Meu cérebro é habitado por 829 baratas que vivem constantemente a discutir e se revirar. Geralmente, nas horas de maior concentração ou desespero, elas se organizam ao redor de uma longa e retangular mesa. As imponentes, prepotentes, gostam de se vestir de juiz, roupa preta, peruca e martelo na mão. As submissas, por sua vez, se escondem debaixo da mesa, na lama, e só algumas raras vezes, expiam o que é discutido acima. O resto, ou só fica lá parado escutando as outras, às vezes formando o coro quando alguma das baratas imponentes fala algo inspirador, ou se tem alguma opinião própria trata de só expressá-la bem baixo, ou quando nenhuma outra está vendo. Também há aquelas que jogavam pôquer e fumavam charutos, não necessariamente ao mesmo tempo.
            Sobre o que discutem essas baratas na maioria do tempo é difícil de se tomar conclusões. A maioria das vezes parecem não estar discutindo nada de qualquer coerência entre umas e outras, só gritam, ou se remoem perdidas em seus próprios monólogos introspectivos. Durante a minha vida, aprendi com muito esforço a ignorá-las a maioria do tempo. Porém, também aprendi a seguir as crenças e regras que determinam, nas raras horas que concordam entre si. É bem raro esse momento em que concordam todas, na verdade nunca todas, mas pelo menos uma maioria, e geralmente isso não dura muito tempo. Fora que essa concordância muitas vezes ocorre por acidente, com muitas delas não realmente prestando atenção no que estão fazendo. Mesmo assim essas crenças e regras são algo que aprendi a respeitar. Não que após geradas, as baratas aceitem o que determinaram nelas.
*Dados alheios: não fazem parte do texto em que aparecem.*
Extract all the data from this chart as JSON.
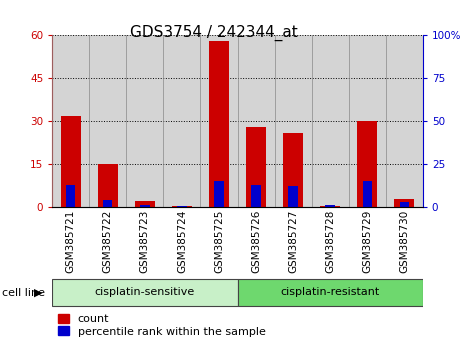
{
  "title": "GDS3754 / 242344_at",
  "samples": [
    "GSM385721",
    "GSM385722",
    "GSM385723",
    "GSM385724",
    "GSM385725",
    "GSM385726",
    "GSM385727",
    "GSM385728",
    "GSM385729",
    "GSM385730"
  ],
  "count_values": [
    32,
    15,
    2,
    0.3,
    58,
    28,
    26,
    0.5,
    30,
    3
  ],
  "percentile_values": [
    13,
    4,
    1,
    0.5,
    15,
    13,
    12,
    1,
    15,
    3
  ],
  "count_color": "#cc0000",
  "percentile_color": "#0000cc",
  "ylim_left": [
    0,
    60
  ],
  "ylim_right": [
    0,
    100
  ],
  "yticks_left": [
    0,
    15,
    30,
    45,
    60
  ],
  "yticks_right": [
    0,
    25,
    50,
    75,
    100
  ],
  "ytick_labels_left": [
    "0",
    "15",
    "30",
    "45",
    "60"
  ],
  "ytick_labels_right": [
    "0",
    "25",
    "50",
    "75",
    "100%"
  ],
  "groups": [
    {
      "label": "cisplatin-sensitive",
      "start": 0,
      "end": 5,
      "color": "#c8f0c8"
    },
    {
      "label": "cisplatin-resistant",
      "start": 5,
      "end": 10,
      "color": "#6ed86e"
    }
  ],
  "cell_line_label": "cell line",
  "legend_count": "count",
  "legend_percentile": "percentile rank within the sample",
  "bar_width": 0.55,
  "blue_bar_width": 0.25,
  "sample_bg_color": "#d4d4d4",
  "plot_bg_color": "#ffffff",
  "title_fontsize": 11,
  "tick_fontsize": 7.5,
  "label_fontsize": 9
}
Na maioria das vezes assim que uma crença ou regra é gerada, começam os coros de reivindicações querendo sua modificação de alguma forma. É exatamente esses coros que aprendi a ignorar. Porém, há certas situações que a maioria concorda em alguma crença e depois não há questionamento sobre isso. Uma dessas crenças é que eu passaria o resto da minha vida com ela do meu lado. Agora, isso foi colocado em questão, não pelas baratas, mas por forças exteriores, e todas as baratas estão retornando a total insanidade.
            Levanto do balanço, vou para casa, preciso acordar cedo amanhã. Se é para saber realmente como ela está, que seja pessoalmente, que seja fazendo o esforço que há tanto eu não fazia mais, demonstrando que não sou só um passageiro e sim, isso é importante para mim. Tenho de ir para lá, para São Paulo. Ir para São Paulo e tê-la de volta ao meu lado.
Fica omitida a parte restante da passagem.